Two Republican candidates for House District 21 canceled appearances on Gazette TV on Friday after Congressman Doug Lamborn called them both and said the Gazette had been unfair to him.
Lamborn confirmed to The Gazette Monday afternoon that he had called former Fountain City Councilwoman Lois Landgraf, and reached out to candidate Al Sweet, to say that he had been wronged.
“I have real problems with how The Gazette treated me in this online video chat yesterday, and I would like to urge you not to do it,” Lamborn said in a voicemail to Sweet that was left at a wrong number.
“They were dishonest with me and unfair,” Lamborn said. “They did things to help my opponent they did not tell me they were doing. And they were unfair to me. I just think you shouldn’t do this.”
Lamborn, along with his Republican primary opponent, Robert Blaha, appeared on live-streaming video interviews on Gazette TV last Thursday. At Lamborn’s insistence, Blaha the two were interviewed separately, though The Gazette requested a joint appearance. Lamborn also required that Blaha be interviewed first, which, he said, would give him an opportunity to respond better to Blaha.
Blaha was interviewed at 9 a.m., and Lamborn at 10 a.m.
But Blaha was allowed to submit a written response to Lamborn’s interview afterwards, which Lamborn didn’t know about. He should have been told, he said.
On top of that, Lamborn said that Blaha’s response didn’t address anything he had said in the interview. Instead, the response took a completely different tack, and raised issues that hadn’t been mentioned during either of the prior interviews, Lamborn pointed out.
“Our goal with GTV is to bring the candidates in a live video format to our audience, providing a forum for the audience to ask unfiltered questions. We worked very hard to try to be fair to both candidates,” said Carmen Boles, Director of Content at The Gazette.
“Allowing Mr. Blaha to respond via reporter was our concession to him for changing his schedule to accommodate the request of Mr. Lamborn,” Boles said.
The back and forth between the two has been ongoing over the past few months, as both have accused each other of lying and libel. Blaha issued a statement almost immediately after the Lamborn phone recording was released by The Gazette, and said the call was a “blatant attempt to manipulate and distort The Gazette’s coverage.”
Lamborn also objected to the fallout from a comment he made during the interview, when he replied that he’d “gone beyond” Hefley’s legacy.

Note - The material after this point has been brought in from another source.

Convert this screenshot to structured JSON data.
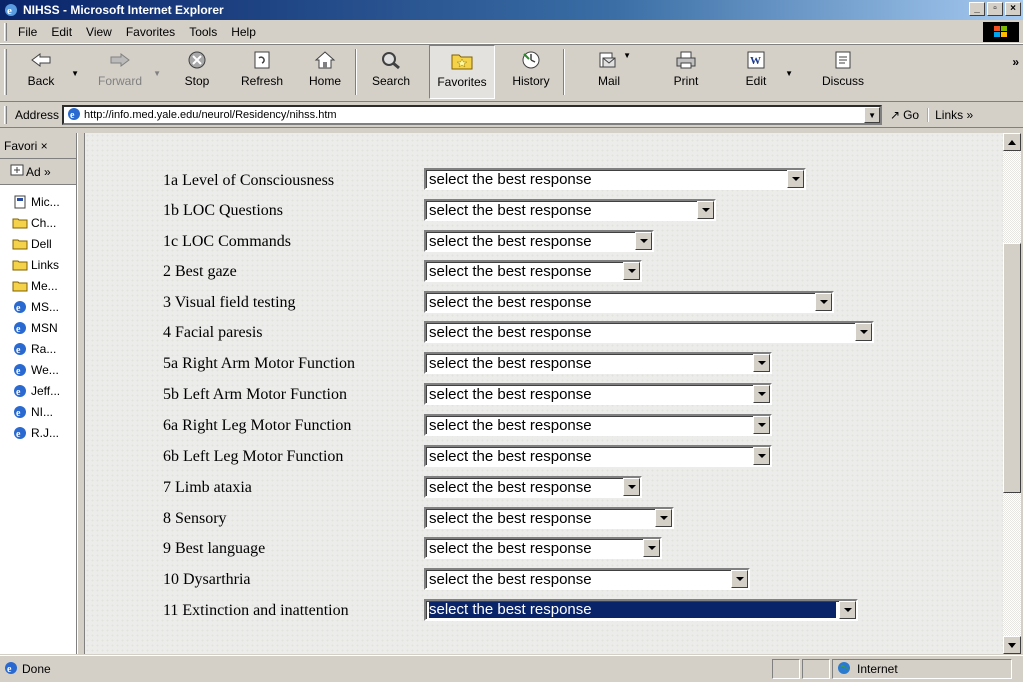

When asked about the comment, Hefley called Lamborn a “knucklehead,” and said he was out of line.
Lamborn objected to the story, and said it was based on a misquote, when it was reported that he said that his chairmanship of the House Subcommittee on Energy and Mineral Resources was better than Hefley’s past chairmanship of the Subcommittee on Armed Services Readiness.
Lamborn said he had been comparing his chairmanship to a separate subcommittee that Hefley had chaired — the House Subcommittee on Parks and Public Lands.
That was why he called Landgraf and tried to reach Sweet, he said.
“When I put all those things together, I looked back and said, the interview was good, but I was shabbily treated. So I thought other people should know that before they go on,” Lamborn said.
Hefley, however, was not only referring to Lamborn’s subcommittee comparisons, but a number of other points as well. Not least of which was that Lamborn said he feels “like I’ve gone beyond his legacy.”
“His job is not to compete with me. It’s to serve the people of the 5th District,” Hefley said on Friday. “That’s not something people do. I never said anything like that about any of the men who served before me.”
Hefley took issue with Lamborn saying that he’d gotten the ball rolling on the National Veterans’ Cemetery after he had failed, that he suggested that the Energy and Mineral Resources Subcommittee was better than his Parks and Public Lands Subcommittee, and added that Lamborn was taking a political risk by questioning him.
After expressing his concerns to The Gazette, Lamborn said he was reassured that he and the news organization would have a positive relationship.